Durante um ano, Amoêdo se preparou para disputar o Ironman em Roth, na Alemanha, sonho que realizou em 1998. Depois correu "inúmeras maratonas". Citou duas, em Chicago (EUA) e Florença (Itália). E mais duas vezes na Alemanha, em 1999 e 2000. Inúmeras em Florianópolis (SC). Em 2006, após vender sua participação numa empresa, Amoêdo tirou um "ano sabático", isto é, livre de compromissos.

Será que finalmente o futuro presidenciável iria conhecer o interior deste país que ele tanto jura amar? Nada disso, ele resolveu se mudar com a família para San Diego, na Califórnia, onde viveu um ano. A Amazônia que espere.

Aos 45 anos de idade, "tudo começou"

Amoêdo declarou, nas eleições de 2018, um patrimônio pessoal de R$ 425 milhões, um colosso para os padrões brasileiros e mundiais. Mais da metade em espécie, em investimentos financeiros. Ocupa, assim, o topo do topo do topo da pirâmide social brasileira.

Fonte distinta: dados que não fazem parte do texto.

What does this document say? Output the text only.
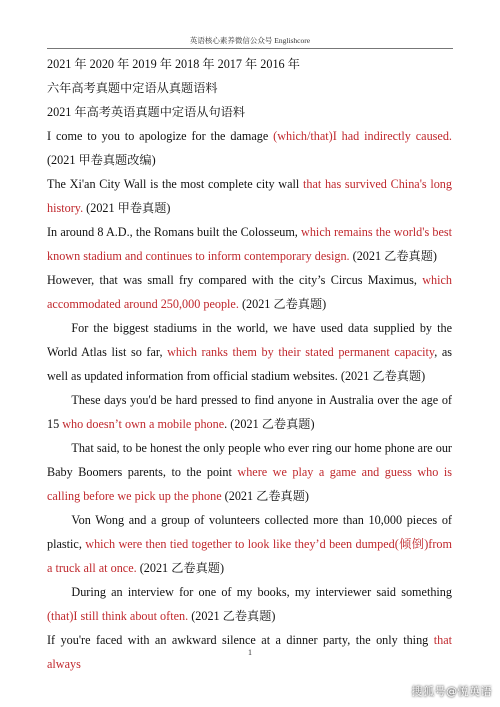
英语核心素养微信公众号 Englishcore

2021 年 2020 年 2019 年 2018 年 2017 年 2016 年

六年高考真题中定语从真题语料

2021 年高考英语真题中定语从句语料

I come to you to apologize for the damage (which/that)I had indirectly caused.(2021 甲卷真题改编)

The Xi'an City Wall is the most complete city wall that has survived China's long history. (2021 甲卷真题)

In around 8 A.D., the Romans built the Colosseum, which remains the world's best known stadium and continues to inform contemporary design. (2021 乙卷真题)

However, that was small fry compared with the city’s Circus Maximus, which accommodated around 250,000 people. (2021 乙卷真题)

For the biggest stadiums in the world, we have used data supplied by the World Atlas list so far, which ranks them by their stated permanent capacity, as well as updated information from official stadium websites. (2021 乙卷真题)

These days you'd be hard pressed to find anyone in Australia over the age of 15 who doesn’t own a mobile phone. (2021 乙卷真题)

That said, to be honest the only people who ever ring our home phone are our Baby Boomers parents, to the point where we play a game and guess who is calling before we pick up the phone (2021 乙卷真题)

Von Wong and a group of volunteers collected more than 10,000 pieces of plastic, which were then tied together to look like they’d been dumped(倾倒)from a truck all at once. (2021 乙卷真题)

During an interview for one of my books, my interviewer said something (that)I still think about often. (2021 乙卷真题)

If you're faced with an awkward silence at a dinner party, the only thing that always

1
搜狐号@悦英语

Embora sempre possa dizer que construiu sua fortuna por méritos pessoais, fica evidente que Amoêdo cresceu numa família rica, sendo um produto direto dessa condição. Seu avô "construía casas", seu bisavô fora desembargador do Tribunal de Justiça, seu tio era empresário da construção civil em Natal (RN), seu pai construiu e era dono de uma clínica no Rio de Janeiro.

Claro que não se trata de "condenar" Amoêdo pelo que chama de seu "sucesso profissional" - ele reclama, no livro, do interesse que a imprensa tem a respeito da sua fortuna -, mas observar seu patrimônio é lembrar que o político é fruto e protagonista de um determinado estrato social.

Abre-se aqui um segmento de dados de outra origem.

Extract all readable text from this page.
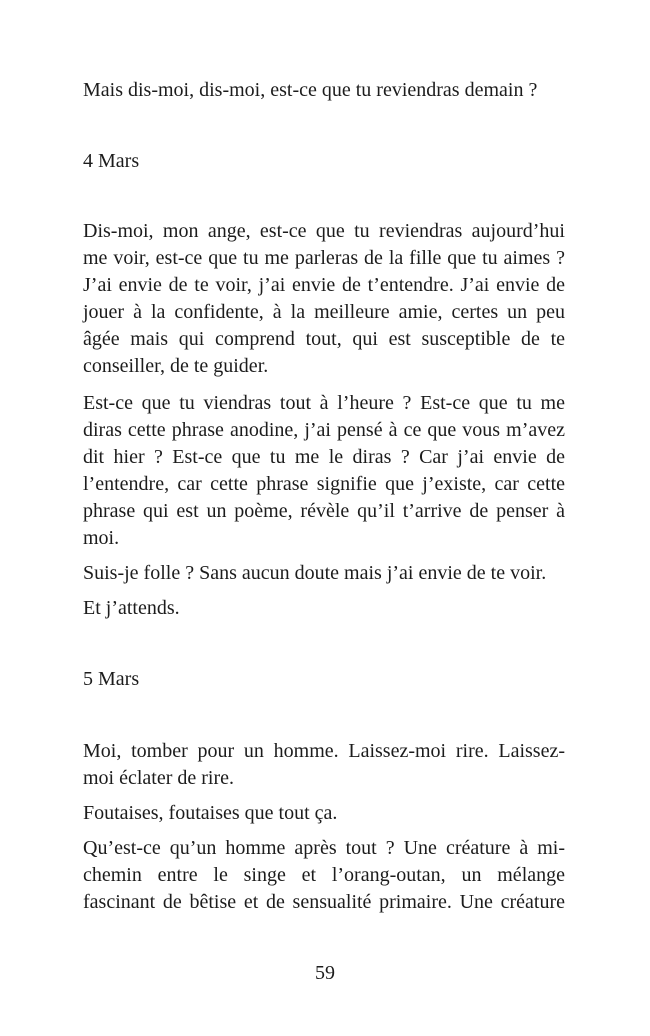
Mais dis-moi, dis-moi, est-ce que tu reviendras demain ?

4 Mars

Dis-moi, mon ange, est-ce que tu reviendras aujourd’hui
me voir, est-ce que tu me parleras de la fille que tu aimes ?
J’ai envie de te voir, j’ai envie de t’entendre. J’ai envie de
jouer à la confidente, à la meilleure amie, certes un peu
âgée mais qui comprend tout, qui est susceptible de te
conseiller, de te guider.

Est-ce que tu viendras tout à l’heure ? Est-ce que tu me
diras cette phrase anodine, j’ai pensé à ce que vous m’avez
dit hier ? Est-ce que tu me le diras ? Car j’ai envie de
l’entendre, car cette phrase signifie que j’existe, car cette
phrase qui est un poème, révèle qu’il t’arrive de penser à
moi.

Suis-je folle ? Sans aucun doute mais j’ai envie de te voir.

Et j’attends.

5 Mars

Moi, tomber pour un homme. Laissez-moi rire. Laissez-
moi éclater de rire.

Foutaises, foutaises que tout ça.

Qu’est-ce qu’un homme après tout ? Une créature à mi-
chemin entre le singe et l’orang-outan, un mélange
fascinant de bêtise et de sensualité primaire. Une créature

59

Depois de desistir de dois estágios, seu primeiro convite para um trabalho de verdade partiu dos seus tios de Natal, que "estavam construindo um hotel na Via Costeira". É uma região de grande valor turístico que abriga hotéis de quatro e cinco estrelas na capital do Rio Grande do Norte. Como cursava o último ano de engenharia na PUC do Rio, Amoêdo assumiu, diz ele, "o cálculo estrutural de todo o empreendimento". "Eu era o chefe e único funcionário do meu primeiro negócio", congratula-se Amoêdo.

Ele também se valeu de suas ótimas conexões e amizades. Eis que de repente nosso personagem recebe um convite de um amigo de corridas, ninguém menos que "um executivo do Citibank". Ele indagou se Amoêdo não queria trabalhar no banco. E assim se candidatou, disputou as etapas de aprovação e foi sabatinado por vários executivos.

Antes que o resultado da seleção saísse, Amoêdo resolveu fazer uma viagem de "mochilão" por 20 dias na Europa - ninguém é de ferro. Nosso herói conta orgulhoso que precisou, devidamente orientado por um livro que sua mãe lhe deu de presente, se virar com US$ 20 por dia. Dormiu em hostels, que coisa. Admite, porém, que "a viagem foi excelente". Ele gasta uma página contando essa suposta aventura - obviamente um nada estrondoso e absoluto. Mas que grande provação para nosso Frodo!

Na viagem, recebeu a notícia de que fora um dos 53 trainees selecionados no país inteiro. Depois do Citibank, trabalharia em altos cargos no BBA Creditanstalt, onde seu trabalho era basicamente fazer render o dinheiro de grandes clientes, e na Fináustria.

O que mais impressiona nessas histórias de Amoêdo é sua incapacidade de perceber a que grupo social pertencia e pertence e de que forma é expressão dele. Não consegue inserir sua história no contexto social brasileiro.

Mas um certo dia ele enfim resolve se interessar pela política. Estamos em 2007, Amoêdo tem quase 45 anos de idade. Sua completa alienação política até aqui pode se explicar pelos muitos anos ganhando dinheiro nos bancos e praticando esportes mundo afora. Mas isso é uma conclusão do leitor, já que o autobiografado nem raspa a superfície do tema.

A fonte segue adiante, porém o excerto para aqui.